A. What is the initial speed of the ball?
B. How long does it take to reach it's maximum height?
C. Assuming it misses the building on it's way down, at what speed does it hit the ground? ( building is 14 meters high)
D. What is the total length of the time the ball is in the air?
E. What is the intitial momentum of the ball?
F. What is the momentum of the ball at its peak?
G. What is the momentum of the ball when it hits the ground?

Thank you!

a. Vf^2 = Vi^2 + 2*a*d

solve for Vi given Vf = 0 (speed at max height is 0), a = -9.81 m/s^2 and d = 3m.

b. Once you know Vi, you can use
Vf = a*t + Vi and solve for t.
(once again, Vf = 0 since you're only considering the path of the ball from the top of the building to maximum height)

c. Vf^2 = Vi^2 + 2*a*d
(d = height of building + 3m)

d. Vf = a*t + Vi
Use your answer from part c. to solve for the time it takes the ball to fall from max height to the ground and then add your answer from part b. to get the total time.

e,f,g: momentum = m*v

To solve these physics problems, we can use the equations of motion. Here's how we can find the answers:

A. To find the initial speed of the ball, we need to know the final speed when it reaches the maximum height. Since the ball has zero speed at its maximum height, the initial speed is equal to the final speed. We know the ball goes up by 3.0 meters, and we can use the kinematic equation:

vf^2 = vi^2 + 2aΔx

where vf is the final velocity (0 m/s), vi is the initial velocity (what we need to find), a is the acceleration due to gravity (-9.8 m/s^2), and Δx is the displacement (3.0 m). Rearranging the equation, we get:

vi = √(vf^2 - 2aΔx)
= √(0 - 2*(-9.8)*3.0)
≈ 7.67 m/s

So the initial speed of the ball is approximately 7.67 m/s.

B. The time taken to reach the maximum height can be found using the equation:

vf = vi + at

where vf is the final velocity (0 m/s at maximum height), vi is the initial velocity (7.67 m/s), a is the acceleration due to gravity (-9.8 m/s^2), and t is the time taken (what we need to find). Rearranging the equation, we get:

t = (vf - vi) / a
= (0 - 7.67) / (-9.8)
≈ 0.78 s

So it takes approximately 0.78 seconds to reach the maximum height.

C. Assuming the ball misses the building on its way down, it will fall freely under gravity. The speed of the ball when it hits the ground can be found using the equation:

vf^2 = vi^2 + 2aΔx

where vf is the final velocity (what we need to find), vi is the initial velocity at maximum height (0 m/s), a is the acceleration due to gravity (-9.8 m/s^2), and Δx is the displacement (14 m). Rearranging the equation, we get:

vf = √(vi^2 + 2aΔx)
≈ √(0 + 2*(-9.8)*14)
≈ 19.54 m/s

So the ball hits the ground with approximately 19.54 m/s.
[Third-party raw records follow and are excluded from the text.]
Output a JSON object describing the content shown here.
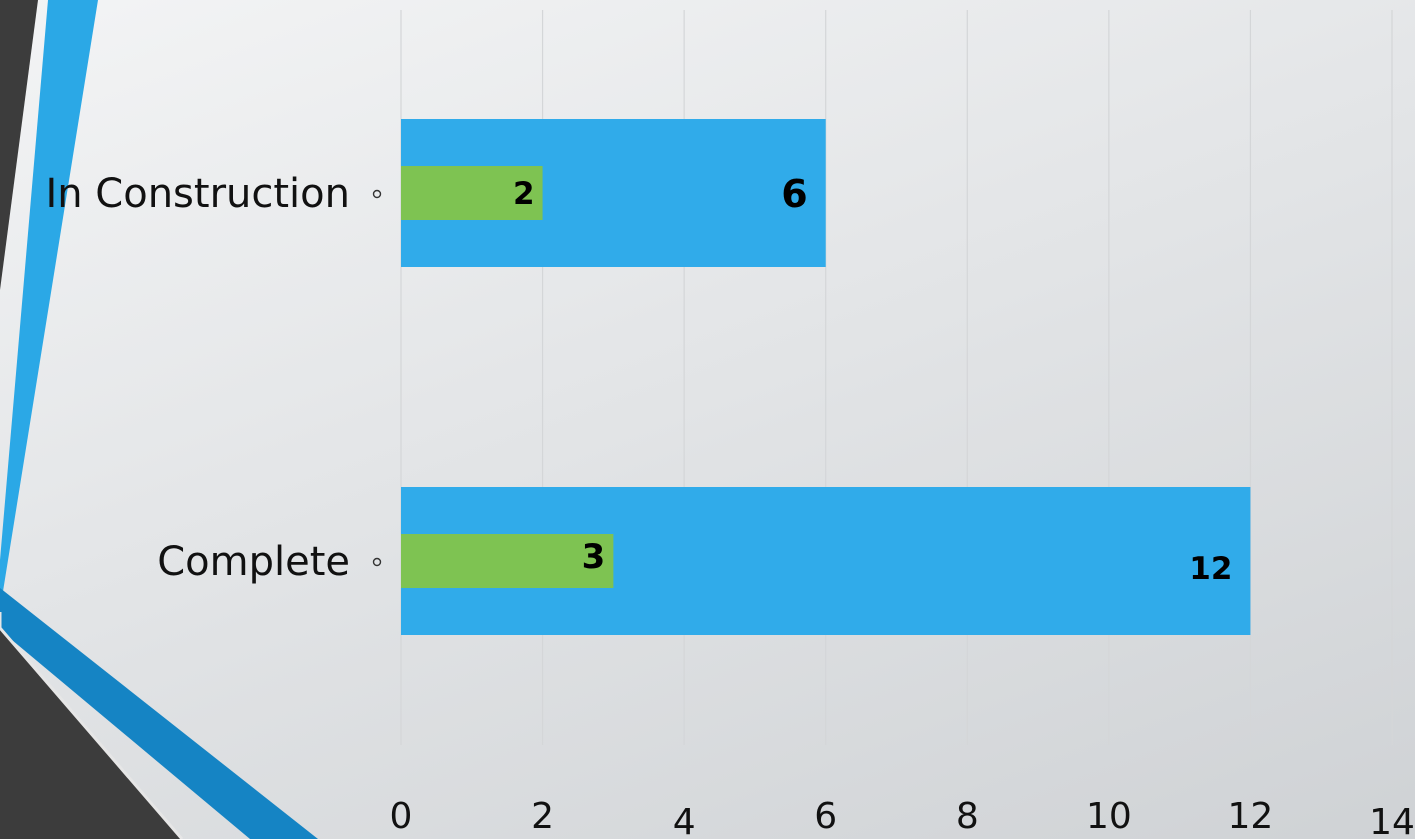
{
  "colors": {
    "series_total": "#30abea",
    "series_part": "#7ec352",
    "grid": "#d4d6d8",
    "decor_dark": "#3c3c3c",
    "decor_blue": "#2ba8e6",
    "decor_deep_blue": "#1584c4"
  },
  "chart_data": {
    "type": "bar",
    "orientation": "horizontal",
    "categories": [
      "In Construction",
      "Complete"
    ],
    "series": [
      {
        "values": [
          6,
          12
        ]
      },
      {
        "values": [
          2,
          3
        ]
      }
    ],
    "xlim": [
      0,
      14
    ],
    "xticks": [
      "0",
      "2",
      "4",
      "6",
      "8",
      "10",
      "12",
      "14"
    ],
    "grid": true,
    "legend": "none"
  }
}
D. The total time the ball is in the air can be found by multiplying the time taken to reach the maximum height by 2, as the ball takes the same amount of time to fall back down. Therefore, the total time is approximately:

2 * 0.78 s = 1.56 s

E. The initial momentum of the ball can be calculated using the equation:

momentum = mass * velocity

The mass of the ball is given as 180 grams (0.18 kg), and the initial velocity is 7.67 m/s. Therefore, the initial momentum is:

momentum = 0.18 kg * 7.67 m/s
≈ 1.38 kg·m/s

F. At the peak of its trajectory, the ball momentarily stops, so its momentum is zero.

G. The momentum of the ball when it hits the ground can be calculated using the equation:

momentum = mass * velocity

The mass of the ball is still 0.18 kg, and the velocity is calculated earlier as 19.54 m/s. Therefore, the momentum is:

momentum = 0.18 kg * 19.54 m/s
≈ 3.52 kg·m/s

So the momentum of the ball when it hits the ground is approximately 3.52 kg·m/s.